Switching from linear to macrocyclic gadolinium-based contrast agents halts the relative T1 -Weighted signal increase in deep gray matter of children with brain tumors: A retrospective study.

BACKGROUND: Studies have shown signal intensity (SI) changes in the brains of children exposed to repeated doses of a gadolinium-based contrast agent (GBCA). HYPOTHESIS: The trajectory of changes in relative dentate nucleus (DN) and globus pallidus (GP) SI in children receiving multiple doses of GBCA will alter when switched from linear to macrocyclic agents. STUDY TYPE: Retrospective longitudinal. POPULATION: Thirty-five children, age range 0.5-17.0 years, undergoing brain tumor follow-up between 2006 and 2017. FIELD STRENGTH/SEQUENCE: Unenhanced T1 WI, serial scans at both 1.5T and 3T. ASSESSMENT: Regions of interest were drawn on DN, GP, and SIs normalized to middle cerebellar peduncle (DN/MCP) and cerebral white matter (GP/CWM), respectively. A change in SI ratios as a function of dose (slope gradient) calculated according to the type of contrast agent received: linear only, macrocyclic only, or switchover from linear to macrocyclic. For the latter, gradients were compared before and after switchover. The effect of anticancer treatment on slope gradient was tested. STATISTICAL TESTS: One-sample t-test or Mann-Whitney U-test for slope gradients differing from zero.
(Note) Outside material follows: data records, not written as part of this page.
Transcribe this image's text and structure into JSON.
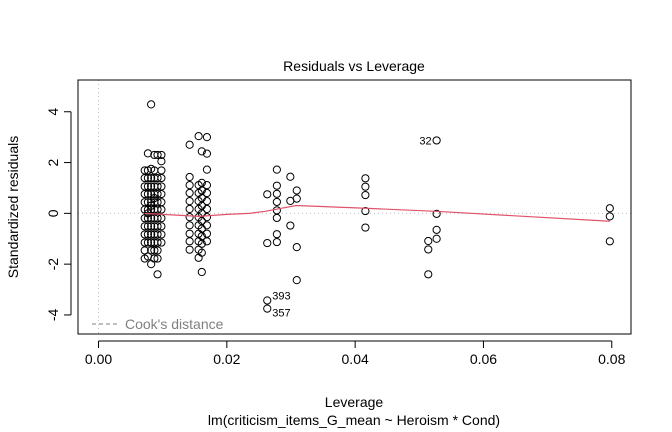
{
  "chart_data": {
    "type": "scatter",
    "title": "Residuals vs Leverage",
    "xlabel": "Leverage",
    "ylabel": "Standardized residuals",
    "subtitle": "lm(criticism_items_G_mean ~ Heroism * Cond)",
    "xlim": [
      -0.0032,
      0.083
    ],
    "ylim": [
      -4.75,
      5.25
    ],
    "x_ticks": [
      0.0,
      0.02,
      0.04,
      0.06,
      0.08
    ],
    "x_tick_labels": [
      "0.00",
      "0.02",
      "0.04",
      "0.06",
      "0.08"
    ],
    "y_ticks": [
      -4,
      -2,
      0,
      2,
      4
    ],
    "y_tick_labels": [
      "-4",
      "-2",
      "0",
      "2",
      "4"
    ],
    "legend": {
      "label": "Cook's distance",
      "placement": "bottom-left"
    },
    "point_columns": [
      {
        "leverage": 0.0072,
        "residuals": [
          -1.78,
          -1.46,
          -1.15,
          -0.83,
          -0.51,
          -0.19,
          0.15,
          0.44,
          0.76,
          1.06,
          1.39,
          1.69
        ]
      },
      {
        "leverage": 0.0077,
        "residuals": [
          -1.7,
          -1.15,
          -0.83,
          -0.51,
          -0.19,
          0.0,
          0.15,
          0.44,
          0.76,
          1.06,
          1.39,
          1.69,
          2.36
        ]
      },
      {
        "leverage": 0.0082,
        "residuals": [
          -2.0,
          -1.46,
          -1.15,
          -0.83,
          -0.51,
          -0.19,
          0.15,
          0.3,
          0.44,
          0.76,
          1.06,
          1.39,
          1.75,
          4.29
        ]
      },
      {
        "leverage": 0.0087,
        "residuals": [
          -1.78,
          -1.46,
          -1.15,
          -0.83,
          -0.51,
          -0.19,
          0.15,
          0.44,
          0.6,
          0.76,
          1.06,
          1.39,
          1.69,
          2.3
        ]
      },
      {
        "leverage": 0.0092,
        "residuals": [
          -2.4,
          -1.78,
          -1.46,
          -1.15,
          -0.83,
          -0.51,
          -0.19,
          0.15,
          0.44,
          0.76,
          1.06,
          1.39,
          2.3
        ]
      },
      {
        "leverage": 0.0098,
        "residuals": [
          -1.15,
          -0.83,
          -0.51,
          -0.19,
          0.15,
          0.44,
          0.76,
          1.06,
          1.39,
          1.69,
          2.05,
          2.3
        ]
      },
      {
        "leverage": 0.0142,
        "residuals": [
          -1.43,
          -1.1,
          -0.8,
          -0.47,
          -0.15,
          0.17,
          0.48,
          0.8,
          1.11,
          1.43,
          2.7
        ]
      },
      {
        "leverage": 0.0156,
        "residuals": [
          -1.75,
          -1.43,
          -1.1,
          -0.8,
          -0.47,
          -0.15,
          0.17,
          0.48,
          0.8,
          1.11,
          3.04
        ]
      },
      {
        "leverage": 0.0161,
        "residuals": [
          -2.31,
          -1.55,
          -1.2,
          -0.9,
          -0.6,
          -0.3,
          0.0,
          0.3,
          0.6,
          0.9,
          1.2,
          2.44
        ]
      },
      {
        "leverage": 0.0169,
        "residuals": [
          -1.1,
          -0.8,
          -0.47,
          -0.15,
          0.17,
          0.48,
          0.8,
          1.11,
          1.72,
          2.35,
          3.0
        ]
      },
      {
        "leverage": 0.0263,
        "residuals": [
          -3.43,
          -3.75,
          -1.17,
          0.75
        ]
      },
      {
        "leverage": 0.0278,
        "residuals": [
          -1.13,
          -0.82,
          -0.18,
          0.12,
          0.45,
          0.77,
          1.09,
          1.72
        ]
      },
      {
        "leverage": 0.0299,
        "residuals": [
          -0.48,
          0.49,
          1.44
        ]
      },
      {
        "leverage": 0.0309,
        "residuals": [
          -2.63,
          -1.33,
          0.58,
          0.9
        ]
      },
      {
        "leverage": 0.0416,
        "residuals": [
          -0.56,
          0.09,
          0.72,
          1.05,
          1.38
        ]
      },
      {
        "leverage": 0.0514,
        "residuals": [
          -2.4,
          -1.42,
          -1.09
        ]
      },
      {
        "leverage": 0.0527,
        "residuals": [
          -1.0,
          -0.65,
          -0.02,
          2.87
        ]
      },
      {
        "leverage": 0.0797,
        "residuals": [
          -1.1,
          -0.12,
          0.2
        ]
      }
    ],
    "labeled_points": [
      {
        "label": "32",
        "leverage": 0.0527,
        "residual": 2.87
      },
      {
        "label": "393",
        "leverage": 0.0263,
        "residual": -3.43
      },
      {
        "label": "357",
        "leverage": 0.0263,
        "residual": -3.75
      }
    ],
    "smooth_line": {
      "leverage": [
        0.0072,
        0.0157,
        0.02,
        0.0235,
        0.026,
        0.0308,
        0.0416,
        0.0526,
        0.0797
      ],
      "residual": [
        0.0,
        -0.12,
        -0.04,
        0.0,
        0.08,
        0.31,
        0.2,
        0.08,
        -0.31
      ]
    },
    "colors": {
      "smooth": "#DF536B",
      "reference": "#BEBEBE",
      "cooks": "#808080"
    }
  }
}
Independent samples t-tests to compare slope gradient groups. Paired sample t-tests to compare slope gradients before and after switchover. RESULTS: A significant (P < 0.05) increase in SI ratio was observed following multiple doses of linear but not macrocyclic agents: mean percentage increase per dose in SI was 0.063% vs. -0.034% for DN/MCP, and 0.078% vs. 0.004% for GP/CWM ratios. A significant (P < 0.05) change of SI trajectory in the DN/MCP ratio was demonstrated when switching from a linear to macrocyclic agent. There was no difference in SI trajectory between patients who had anticancer therapies and those who did not, DN/MCP P = 0.740; GP/BWM P = 0.694. DATA CONCLUSION: Switching from linear to macrocyclic gadolinium-based contrast agents seems to halt the relative T1 signal increase in deep gray matter in children. Anticancer treatments appeared to have no impact on the trajectory of T1 SI. LEVEL OF EVIDENCE: 4 Technical Efficacy: Stage 3 J. Magn. Reson. Imaging 2020;51:288-295.